XXIII.

C’est une Tour composite en fait, deux tours jumelées, la première trapue et massive (arborant la torche à son sommet), l’autre plus haute et plus étroite. Il y a une cabine au sommet de cette dernière, et c’est mon objectif pour l'instant.

Quelque part tout près, une machine produit une explosion qui retentit dans toute la Vallée des Riches-Lieux.

Je le prends comme un signal. Résolument je marche vers la base de la Tour. La porte est déjà ouverte, m’attendant elle aussi. Sans peur, j’entre dans l’obscurité. Quelques petits esprits sans substance détalent en me voyant.

Dense et massive, la structure architecturale de l’endroit s’impose à mon esprit. Les pierres sont usées et arrondies, mais taillées et imbriquées à la perfection. Les araignées et les mille-pattes sont innombrables, mais difficiles à distinguer des nombreux petits dessins individuels qui recouvrent le plancher et les murs, sans doute laissés par ceux qui avant moi sont passés ici. Vaguement envoûté, je les regarde, essaie de les comprendre.

Je fixe les petits glyphes sans cligner; lentement ils s’animent, se mettent à bouger parmi les arachnides et les scolopendres, et bientôt semblent même se détacher de la pierre et survoler les bestioles. Je m’applique, et dans la concentration m’égare. La Nuit, fidèle, ne tient pas compte de mes pertes de temps, et persiste. Mais le fera-t-elle longtemps?

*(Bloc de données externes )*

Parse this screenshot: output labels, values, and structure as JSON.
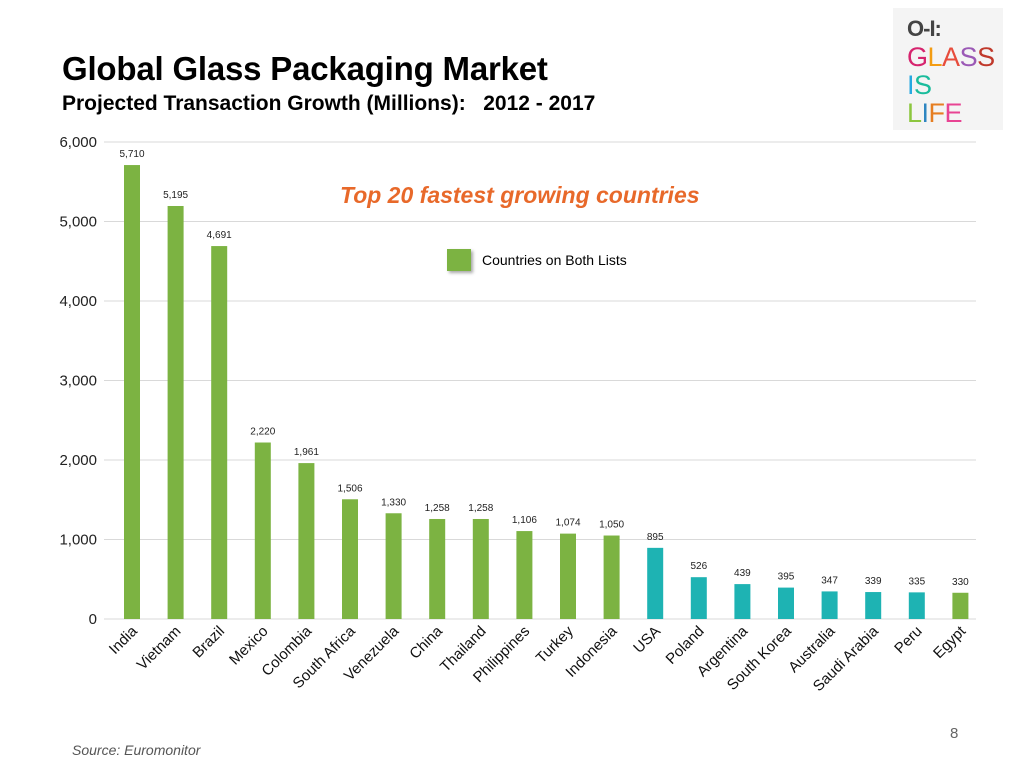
{
  "slide": {
    "title": "Global Glass Packaging Market",
    "subtitle": "Projected Transaction Growth (Millions):   2012 - 2017",
    "page_number": "8",
    "source": "Source: Euromonitor"
  },
  "logo": {
    "mark": "O-I:",
    "lines": [
      {
        "letters": [
          {
            "t": "G",
            "c": "#d6246e"
          },
          {
            "t": "L",
            "c": "#f39c12"
          },
          {
            "t": "A",
            "c": "#e74c3c"
          },
          {
            "t": "S",
            "c": "#9b59b6"
          },
          {
            "t": "S",
            "c": "#c0392b"
          }
        ]
      },
      {
        "letters": [
          {
            "t": "I",
            "c": "#27a9e1"
          },
          {
            "t": "S",
            "c": "#1abc9c"
          }
        ]
      },
      {
        "letters": [
          {
            "t": "L",
            "c": "#8cc63f"
          },
          {
            "t": "I",
            "c": "#2e86c1"
          },
          {
            "t": "F",
            "c": "#e67e22"
          },
          {
            "t": "E",
            "c": "#e84393"
          }
        ]
      }
    ]
  },
  "chart_data": {
    "type": "bar",
    "title": "Global Glass Packaging Market",
    "annotation": "Top 20 fastest growing countries",
    "legend": {
      "label": "Countries on Both Lists",
      "color": "#7cb342",
      "position": "top-center"
    },
    "colors": {
      "both_lists": "#7cb342",
      "other": "#1eb3b3"
    },
    "categories": [
      "India",
      "Vietnam",
      "Brazil",
      "Mexico",
      "Colombia",
      "South Africa",
      "Venezuela",
      "China",
      "Thailand",
      "Philippines",
      "Turkey",
      "Indonesia",
      "USA",
      "Poland",
      "Argentina",
      "South Korea",
      "Australia",
      "Saudi Arabia",
      "Peru",
      "Egypt"
    ],
    "values": [
      5710,
      5195,
      4691,
      2220,
      1961,
      1506,
      1330,
      1258,
      1258,
      1106,
      1074,
      1050,
      895,
      526,
      439,
      395,
      347,
      339,
      335,
      330
    ],
    "value_labels": [
      "5,710",
      "5,195",
      "4,691",
      "2,220",
      "1,961",
      "1,506",
      "1,330",
      "1,258",
      "1,258",
      "1,106",
      "1,074",
      "1,050",
      "895",
      "526",
      "439",
      "395",
      "347",
      "339",
      "335",
      "330"
    ],
    "on_both_lists": [
      true,
      true,
      true,
      true,
      true,
      true,
      true,
      true,
      true,
      true,
      true,
      true,
      false,
      false,
      false,
      false,
      false,
      false,
      false,
      true
    ],
    "ylim": [
      0,
      6000
    ],
    "yticks": [
      0,
      1000,
      2000,
      3000,
      4000,
      5000,
      6000
    ],
    "ytick_labels": [
      "0",
      "1,000",
      "2,000",
      "3,000",
      "4,000",
      "5,000",
      "6,000"
    ],
    "xlabel": "",
    "ylabel": "",
    "grid": true
  }
}
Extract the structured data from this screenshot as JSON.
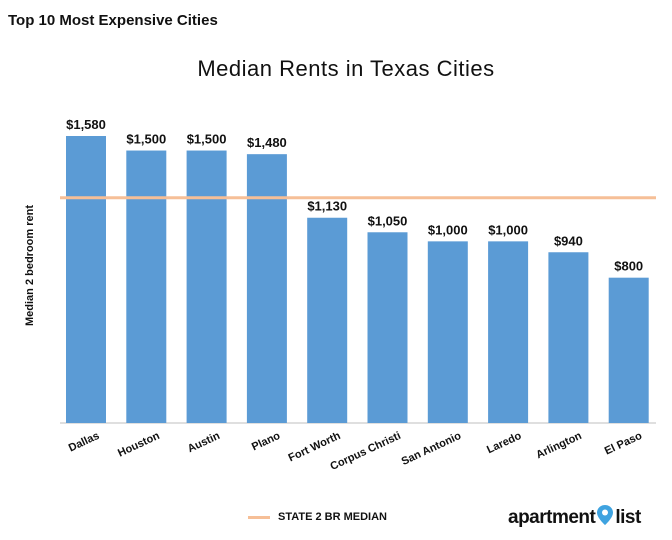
{
  "page_heading": "Top 10 Most Expensive Cities",
  "brand": {
    "text_left": "apartment",
    "text_right": "list",
    "pin_icon": "map-pin-icon",
    "pin_color": "#3fa3e0"
  },
  "chart_data": {
    "type": "bar",
    "title": "Median Rents in Texas Cities",
    "ylabel": "Median 2 bedroom rent",
    "xlabel": "",
    "categories": [
      "Dallas",
      "Houston",
      "Austin",
      "Plano",
      "Fort Worth",
      "Corpus Christi",
      "San Antonio",
      "Laredo",
      "Arlington",
      "El Paso"
    ],
    "values": [
      1580,
      1500,
      1500,
      1480,
      1130,
      1050,
      1000,
      1000,
      940,
      800
    ],
    "value_labels": [
      "$1,580",
      "$1,500",
      "$1,500",
      "$1,480",
      "$1,130",
      "$1,050",
      "$1,000",
      "$1,000",
      "$940",
      "$800"
    ],
    "ylim": [
      0,
      1580
    ],
    "reference_line": {
      "label": "STATE 2 BR MEDIAN",
      "value": 1240,
      "color": "#f6bf97"
    },
    "bar_color": "#5b9bd5",
    "grid": false,
    "legend": "bottom"
  }
}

Je me secoue. Mes tentatives de sagacité sont inutiles. C’est en haut que je dois aller.

Encore un peu confus par l’emprise persistante des dessins, je gravis l’échelle qui est fixée au mur, parviens à un petit balcon, et de là peux accéder à une porte qui me ramène dehors, à quelques mètres au dessus du sol.

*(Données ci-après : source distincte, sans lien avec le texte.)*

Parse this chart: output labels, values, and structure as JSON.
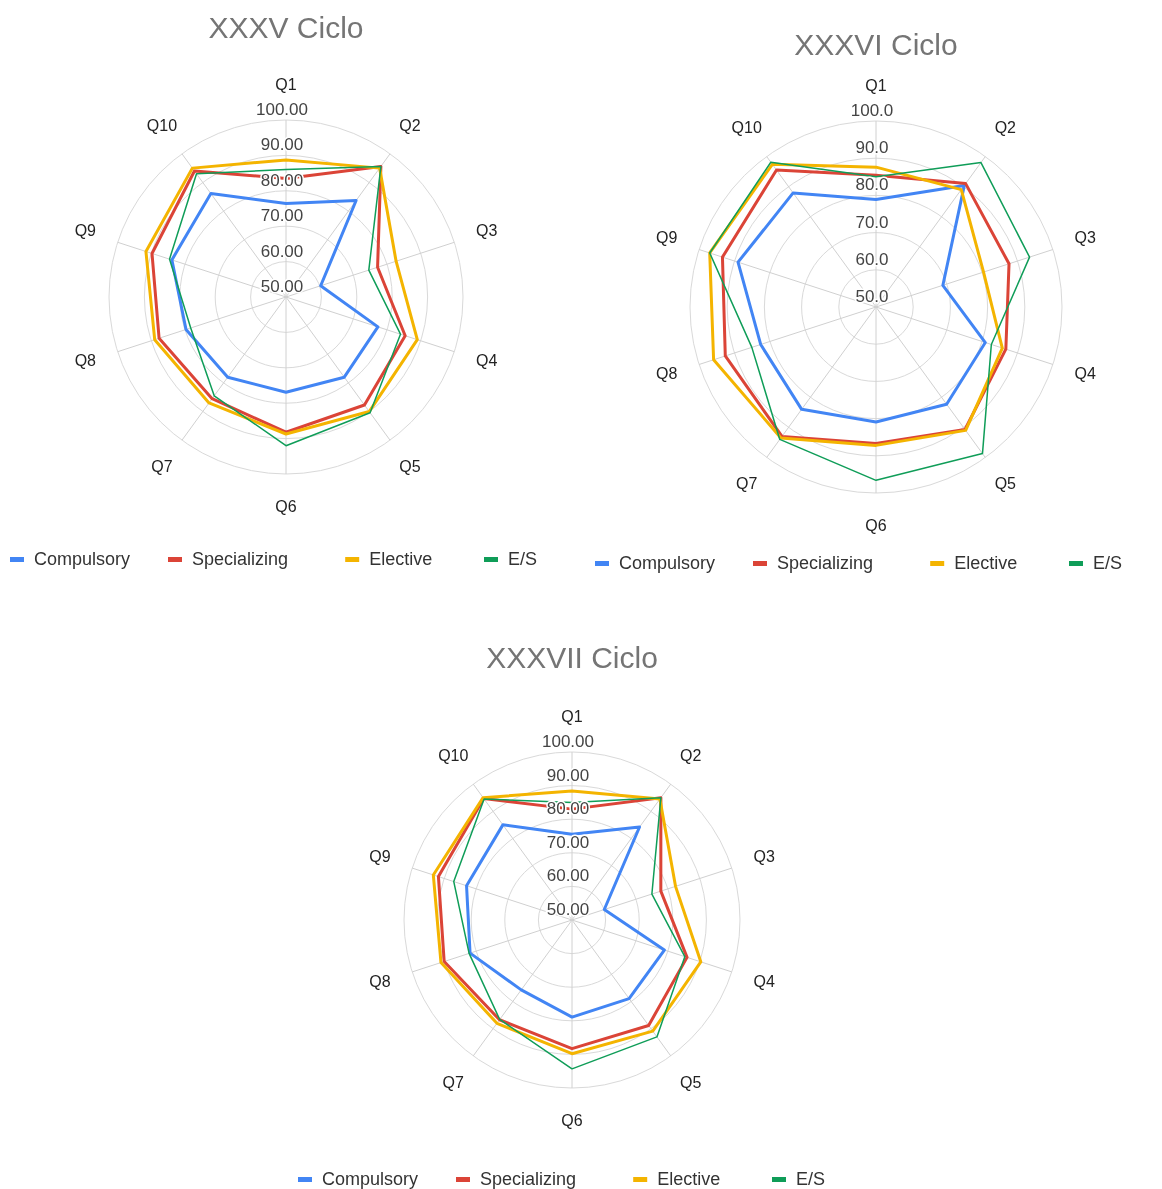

J’ai devant moi le grand escalier qui ceinture la Tour, spirale qui s’élève jusqu’au sommet.

Mon esprit retrouvant enfin sa limpidité, j’entame l’ascension.

En altitude, le vent est plus puissant, plus éloquent de voix imaginaires ou spectrales.

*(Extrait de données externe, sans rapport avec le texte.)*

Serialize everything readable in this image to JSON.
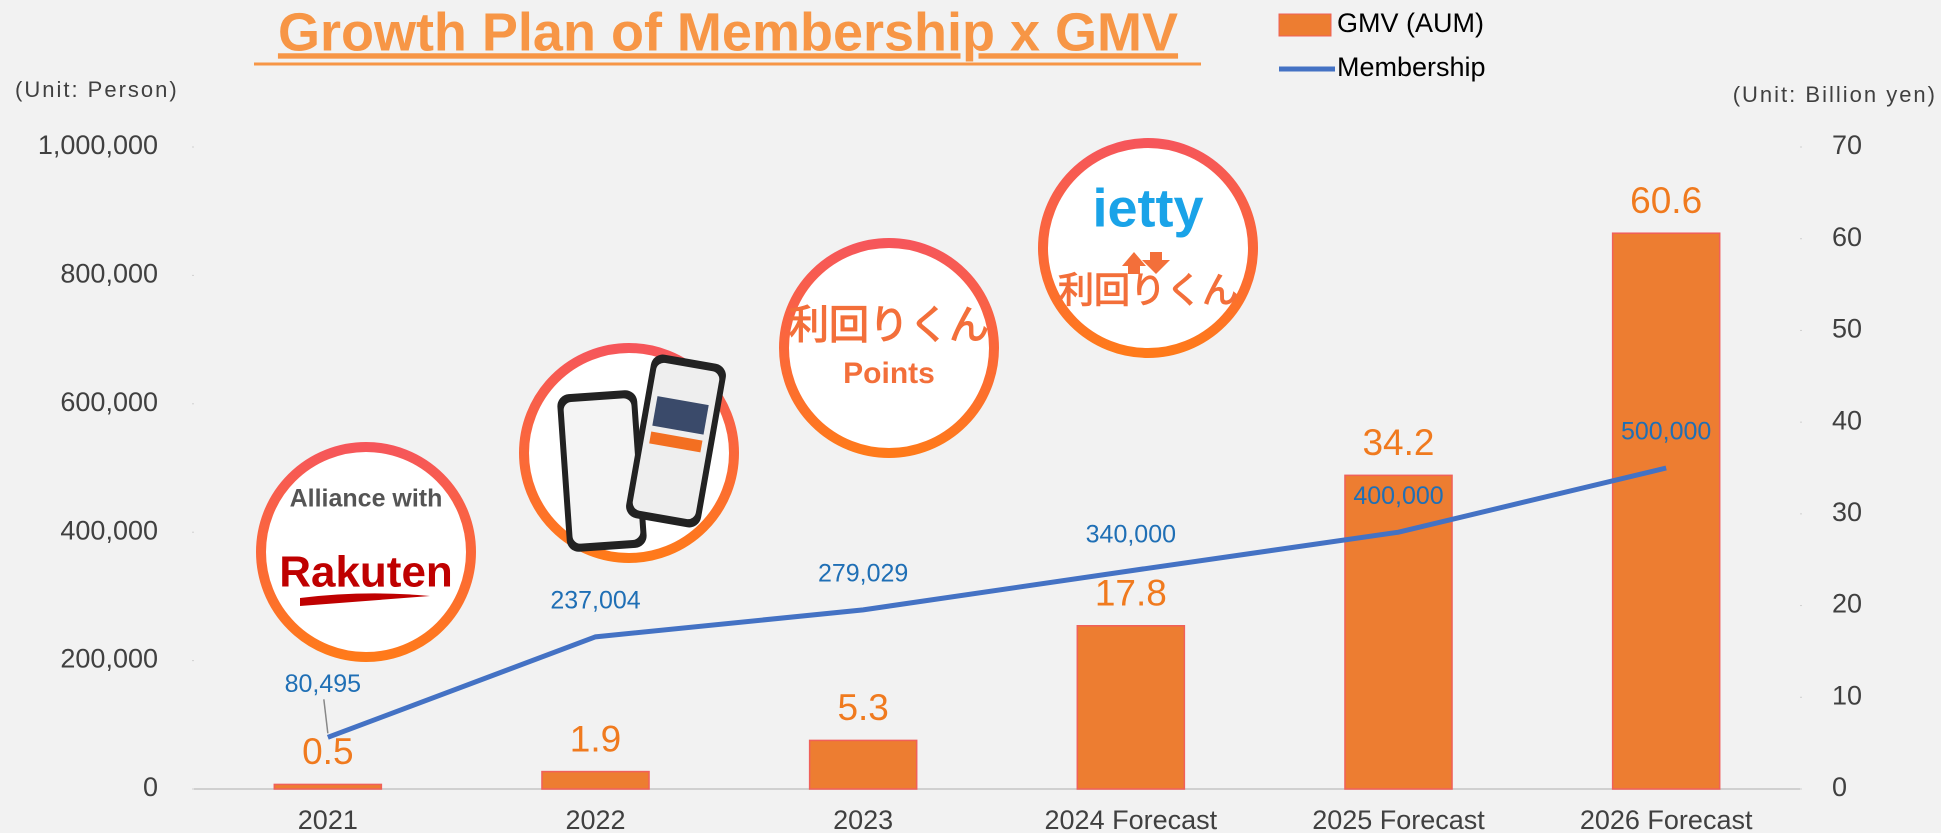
{
  "chart_data": {
    "type": "combo",
    "title": "Growth Plan of Membership x GMV",
    "y_label": "(Unit: Person)",
    "y2_label": "(Unit: Billion yen)",
    "categories": [
      "2021",
      "2022",
      "2023",
      "2024 Forecast",
      "2025 Forecast",
      "2026 Forecast"
    ],
    "series": [
      {
        "name": "GMV (AUM)",
        "type": "bar",
        "axis": "y2",
        "color": "#ED7D31",
        "label_color": "#F07A1E",
        "values": [
          0.5,
          1.9,
          5.3,
          17.8,
          34.2,
          60.6
        ]
      },
      {
        "name": "Membership",
        "type": "line",
        "color": "#4472C4",
        "label_color": "#1F6FB5",
        "values": [
          80495,
          237004,
          279029,
          340000,
          400000,
          500000
        ],
        "value_labels": [
          "80,495",
          "237,004",
          "279,029",
          "340,000",
          "400,000",
          "500,000"
        ]
      }
    ],
    "ylim": [
      0,
      1000000
    ],
    "yticks": [
      0,
      {
        "value": 200000,
        "label": "200,000"
      },
      {
        "value": 400000,
        "label": "400,000"
      },
      {
        "value": 600000,
        "label": "600,000"
      },
      {
        "value": 800000,
        "label": "800,000"
      },
      {
        "value": 1000000,
        "label": "1,000,000"
      }
    ],
    "y2lim": [
      0,
      70
    ],
    "y2ticks": [
      0,
      10,
      20,
      30,
      40,
      50,
      60,
      70
    ],
    "grid": false,
    "legend": "top",
    "annotations": [
      "Alliance with",
      "Rakuten",
      "利回りくん",
      "Points",
      "ietty",
      "利回りくん"
    ]
  }
}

Tout en montant, je pense à ce qui pourrait être la table des matières de ma nuit: pour commencer, la Rivière; puis, la Ville de la rive d’en face; ensuite, le pont ferroviaire pour retraverser la Rivière; près du pont, la maison de pierre où se balance mon ami le Pendu; puis, la nage, les bateaux et la découverte du chat; le portant, j'ai ensuite traversé la ville asservie par l’Usine, sa jumelle; et finalement, à l’intérieur des clôtures cruelles de la CIL, les lieues et les lieues de machines, d’herbe, de collines, de champ et de forêt où règne le Néant.

Tandis qu’en montant je pense à ces étapes concrètes de ma trajectoire, je sens en moi celles ¾ plus immatérielles ¾ du spectre de mes pensées: la jubilation au début de la soirée, l’observation en la marche, la confrontation avec les bateaux, la lamentation du chat, la détermination à l’enterrer, la fatigue du retour à la surface, et finalement la résignation à aller jusqu’en haut de la Tour.

Avec le vent qui agite ma cape et la fait claquer, je retrouve une certaine détermination, et la douleur quitte mes jambes qui montent et montent. Je cesse de regarder ce qui s’étend sous moi; je dois me concentrer sur le Haut et ce qui va se présenter à moi.

Quelque part, dans la moitié d’Ellivret Sam que j’aime, la moitié vivante, un chien hurle. Et moi, distrait par ce cri de désespoir, j’arrive au dernier pallier sans m’en rendre compte. Le cri semble avoir convoqué l’aube; au loin, derrière la Montagne, la masse céleste se transforme graduellement en une matière plus claire.

"Nous n’avons plus besoin de cela, n’est-ce pas, Fils de la Noirceur?" dit-on derrière moi. Je me retourne pour voir quelqu’un de squelettique et ridé, n’étant explicitement ni homme ni femme. Le Seigneur des Morts.